The over GH₵14 million ultramodern equipment would facilitate the separation of twins joined at the head and other highly complex surgeries in the country.
At a brief handover ceremony, Mr Agyeman-Manu expressed hope that the equipment would strengthen efforts towards making Ghana a medical tourism hub.
He said the President and his government had confidence in the team of experts handling the case and was hopeful the operation would be successful.
The minister added that his ministry in collaboration with the Ghana College of Physicians and Surgeons (GCPS) was working tirelessly to improve training and specialisation of medical officers in the country.
He called on the management of the hospital to uphold a good maintenance culture of the equipment to advance health care delivery services.
The Medical Director of the GARH, Dr Emmanuel K. Srofenyoh, was grateful to the government for the equipment and assured that it would be properly maintained to ensure optimum results.
He said the surgery for the conjoined twins was dear to the heart of management of the hospital as its success would serve as a great milestone in the history of GARH.
“We will continue to provide all needed support to ensure its success and leverage this equipment to provide more service to Ghanaians and many clients who come for treatment in the country,” he said.
The technical lead for the multidisciplinary team working on the separation of the twins, Dr Samuel Kaba, expressed gratitude to government for its swift response to purchasing the equipment and the entire surgical process so far.
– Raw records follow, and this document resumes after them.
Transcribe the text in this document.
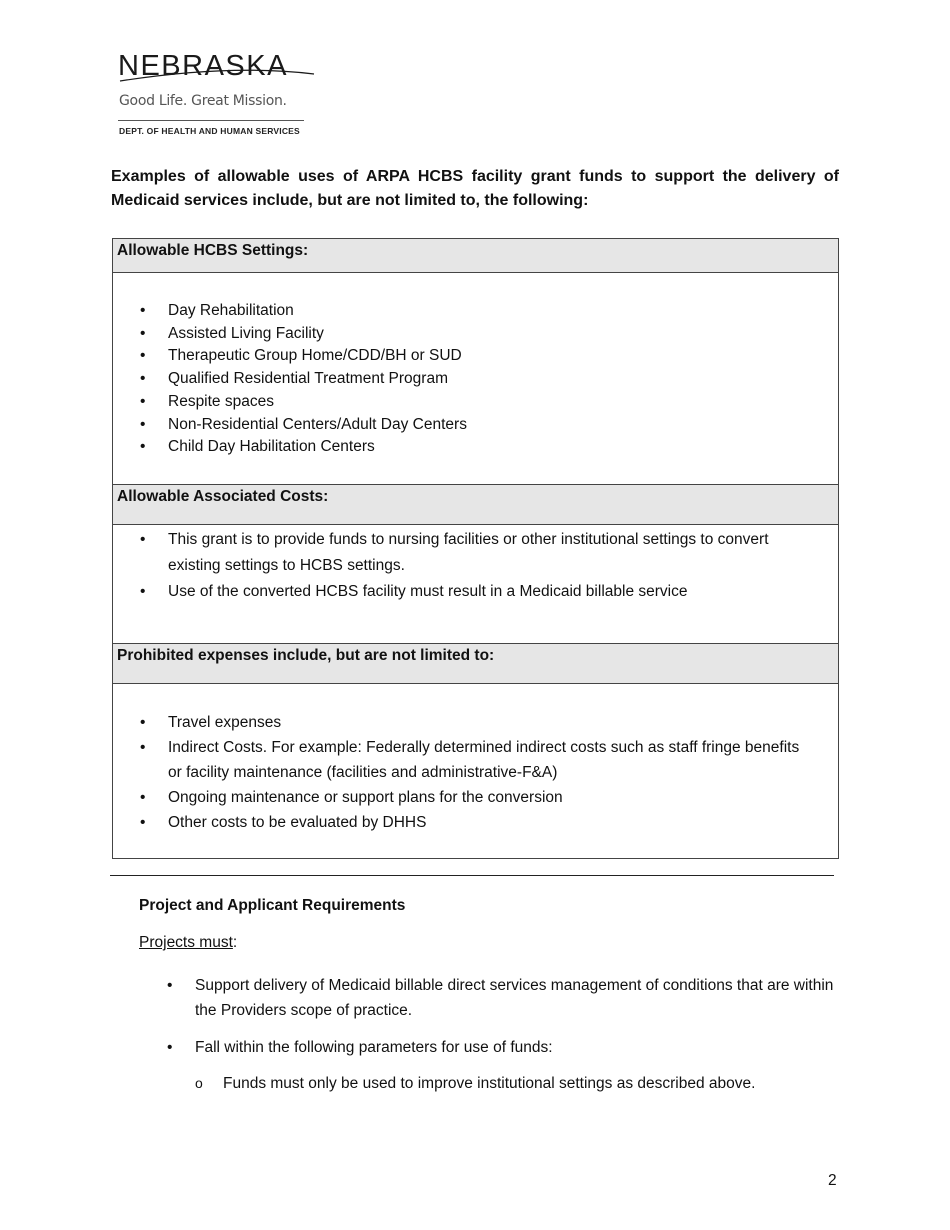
NEBRASKA
Good Life. Great Mission.
DEPT. OF HEALTH AND HUMAN SERVICES

Examples of allowable uses of ARPA HCBS facility grant funds to support the delivery of Medicaid services include, but are not limited to, the following:

Allowable HCBS Settings:
• Day Rehabilitation
• Assisted Living Facility
• Therapeutic Group Home/CDD/BH or SUD
• Qualified Residential Treatment Program
• Respite spaces
• Non-Residential Centers/Adult Day Centers
• Child Day Habilitation Centers
Allowable Associated Costs:
• This grant is to provide funds to nursing facilities or other institutional settings to convert existing settings to HCBS settings.
• Use of the converted HCBS facility must result in a Medicaid billable service
Prohibited expenses include, but are not limited to:
• Travel expenses
• Indirect Costs. For example: Federally determined indirect costs such as staff fringe benefits or facility maintenance (facilities and administrative-F&A)
• Ongoing maintenance or support plans for the conversion
• Other costs to be evaluated by DHHS
Project and Applicant Requirements
Projects must:
• Support delivery of Medicaid billable direct services management of conditions that are within the Providers scope of practice.
• Fall within the following parameters for use of funds:
o Funds must only be used to improve institutional settings as described above.
2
The neurosurgical equipment, he said, made Ghana the first in the sub-region to own such life-saving modern technology to save lives.
“If the conjoined twins’ separation is successful, Ghana will become the centre for medical knowledge,” he added.
News of the conjoined twins born to the Bansah Family at Medie in the Eastern Region broke out in June last year, following a public appeal to raise funds for their separation.
Doctors said it would cost about GH¢3million to separate the Siamese siblings, a cost that had since been taken up by the government.
The twins, in their third month at the time, were joined at the head as data suggested that only about five per cent of such conjoined twins survived until surgery.